Guidance for international applicants
UCL can assist you with any advice you may need about applying to and studying at UCL.
Around 41% of our students come from outside the UK and we expect our international applicants to have qualifications of a similar standard to our UK applicants.
Making your application
The application process for international students is exactly the same as for UK students. You must apply through UCAS by the relevant deadline for your chosen course. It is not possible to apply to UCL without completing a UCAS application.
Our application deadline for most courses is 6pm (UK time) on 25 January 2023. The deadline for our Medicine course is 6pm (UK time) on 15 October 2022. We may not be able to consider applications received after these deadlines.
The UCAS website provides further guidance for international students. The British Council office(s) in your country may also be able to advise you on the UCAS process.
International entry requirements
In addition to A Levels and the International Baccalaureate, we accept a range of international qualifications for most programmes.
Equivalent international qualifications can be found on each programme's page in our Undergraduate Prospectus. Select your country (or the country whose qualifications you are studying) from the drop-down provided in the international applications section on a programme's page.
For example, if you are studying Advanced Placements, please select United States of America from the drop-down menu.

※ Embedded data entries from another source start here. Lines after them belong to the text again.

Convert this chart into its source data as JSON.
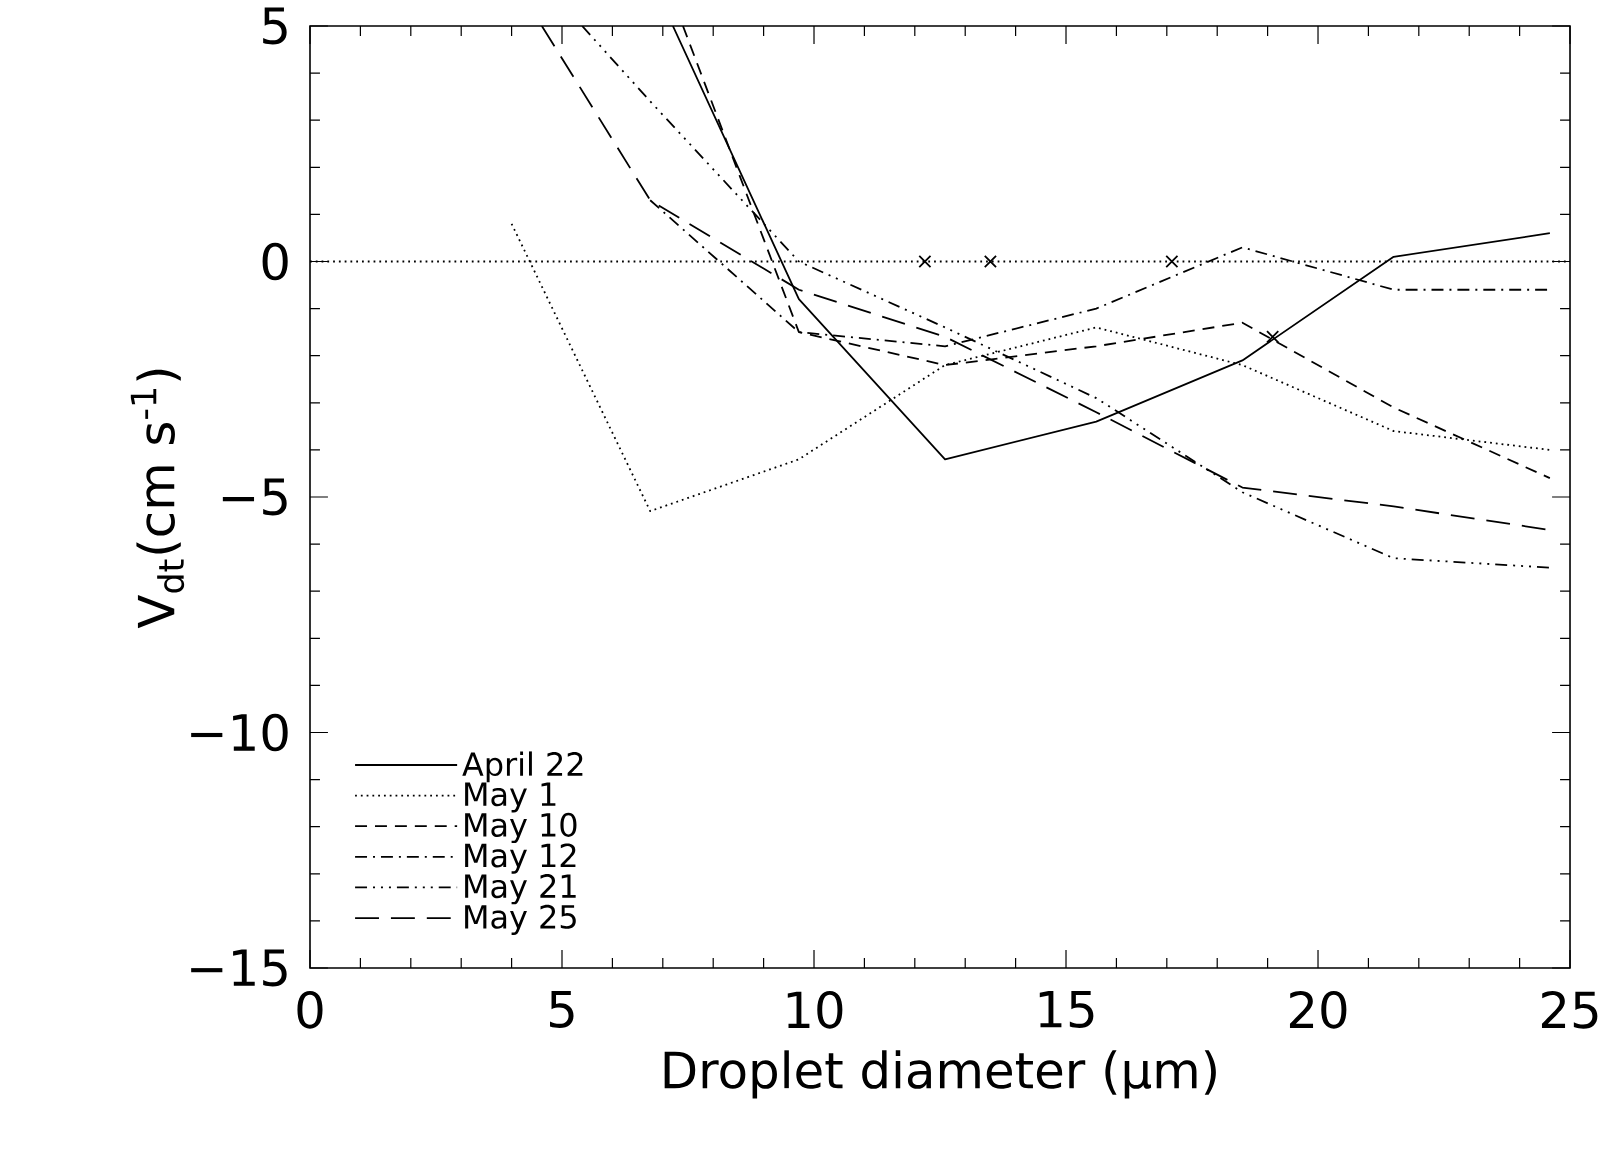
{
  "chart_data": {
    "type": "line",
    "xlabel": "Droplet diameter (μm)",
    "ylabel": "V$_{dt}$(cm s$^{-1}$)",
    "xlim": [
      0,
      25
    ],
    "xticks": [
      0,
      5,
      10,
      15,
      20,
      25
    ],
    "ylim": [
      -15,
      5
    ],
    "yticks": [
      {
        "value": -15,
        "label": "−15"
      },
      {
        "value": -10,
        "label": "−10"
      },
      {
        "value": -5,
        "label": "−5"
      },
      0,
      5
    ],
    "grid": false,
    "legend": "bottom left",
    "ref_lines": [
      {
        "axis": "y",
        "value": 0,
        "line_style": "dotted",
        "color": "#000000"
      }
    ],
    "series": [
      {
        "name": "April 22",
        "color": "#000000",
        "line_style": "solid",
        "x": [
          7.2,
          9.7,
          12.6,
          15.6,
          18.5,
          21.5,
          24.6
        ],
        "values": [
          5,
          -0.8,
          -4.2,
          -3.4,
          -2.1,
          0.1,
          0.6
        ]
      },
      {
        "name": "May 1",
        "color": "#000000",
        "line_style": "dotted",
        "x": [
          4.0,
          6.75,
          9.7,
          12.6,
          15.6,
          18.5,
          21.5,
          24.6
        ],
        "values": [
          0.8,
          -5.3,
          -4.2,
          -2.2,
          -1.4,
          -2.2,
          -3.6,
          -4.0
        ]
      },
      {
        "name": "May 10",
        "color": "#000000",
        "line_style": "dashed",
        "x": [
          7.4,
          9.7,
          12.6,
          15.6,
          18.5,
          21.5,
          24.6
        ],
        "values": [
          5,
          -1.5,
          -2.2,
          -1.8,
          -1.3,
          -3.1,
          -4.6
        ]
      },
      {
        "name": "May 12",
        "color": "#000000",
        "line_style": "dashdot",
        "x": [
          6.75,
          9.7,
          12.6,
          15.6,
          18.5,
          21.5,
          24.6
        ],
        "values": [
          1.3,
          -1.5,
          -1.8,
          -1.0,
          0.3,
          -0.6,
          -0.6
        ]
      },
      {
        "name": "May 21",
        "color": "#000000",
        "line_style": "dashdotdot",
        "x": [
          5.4,
          6.75,
          9.7,
          12.6,
          15.6,
          18.5,
          21.5,
          24.6
        ],
        "values": [
          5,
          3.4,
          0.0,
          -1.4,
          -2.9,
          -4.9,
          -6.3,
          -6.5
        ]
      },
      {
        "name": "May 25",
        "color": "#000000",
        "line_style": "longdash",
        "x": [
          4.6,
          6.75,
          9.7,
          12.6,
          15.6,
          18.5,
          21.5,
          24.6
        ],
        "values": [
          5,
          1.3,
          -0.6,
          -1.6,
          -3.2,
          -4.8,
          -5.2,
          -5.7
        ]
      },
      {
        "type": "scatter",
        "color": "#000000",
        "marker": "cross",
        "x": [
          12.2,
          13.5,
          17.1,
          19.1
        ],
        "values": [
          0,
          0,
          0,
          -1.6
        ]
      }
    ]
  }
}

Country-specific information is also available for international students. Select your home country from the list to see an overview of entry requirements, as well as relevant funding opportunities, student societies, in-country contacts and other relevant information.
English language requirements
All applicants are required to meet UCL’s English language proficiency requirements.
Applicants who are required to complete compulsory national military service may be able to exceptionally defer their entry to UCL by up to two years.
In most cases, if you are coming to study in the UK for more than 6 months, you will need a Student visa.
We recommend you start familiarising yourself with the UK immigration requirements as soon as you decide to study in the UK. This will help you develop a good understanding of the application process and the time needed to get a Student visa.
Academic Technology Approval Scheme (ATAS)
Applicants for a 4-year integrated master's programme (MSci) in the fields of Biochemical Engineering, Chemical Engineering, Physics or Mechanical Engineering, will need to apply to the UK government for an Academic Technology Approval Scheme (ATAS) clearance certificate.
If you receive an offer from UCL, your letter will confirm if you need to obtain an ATAS certificate. It will provide all the information required to complete your ATAS application.
If you are a UK or EU/European Economic Area national or a national of Australia, Canada, Japan, New Zealand, Singapore, South Korea or the United States of America, you do not require ATAS clearance.
Please see our ATAS pages or the UK government website for further information.
Fees and funding
Tuition fees for overseas (international) students are listed on each of our programme pages. Further information can also be found on our fees and funding pages.
We will assess your fee status based on the information included in your UCAS application. If you receive an offer, your fee status will be included in the offer letter.
If we require further information to determine your fee status, we will email you a Fee Status Questionnaire to complete and upload to the applicant portal, along with any supporting documents we will ask you to send.
we cannot comment on a student's fee status until we have completed our assessment.
For more about fee statuses, see our dedicated UCL fee status page.
You may also wish to look at the UK Council for International Student Affairs (UKCISA) pages about fee status in the UK and the terminology used.
International students can apply for a range of scholarships and awards. Many students receive funding from their own government or other external sources, so you are advised to check with the Ministry of Education in your country or from the British Council for information about other potential funding opportunities.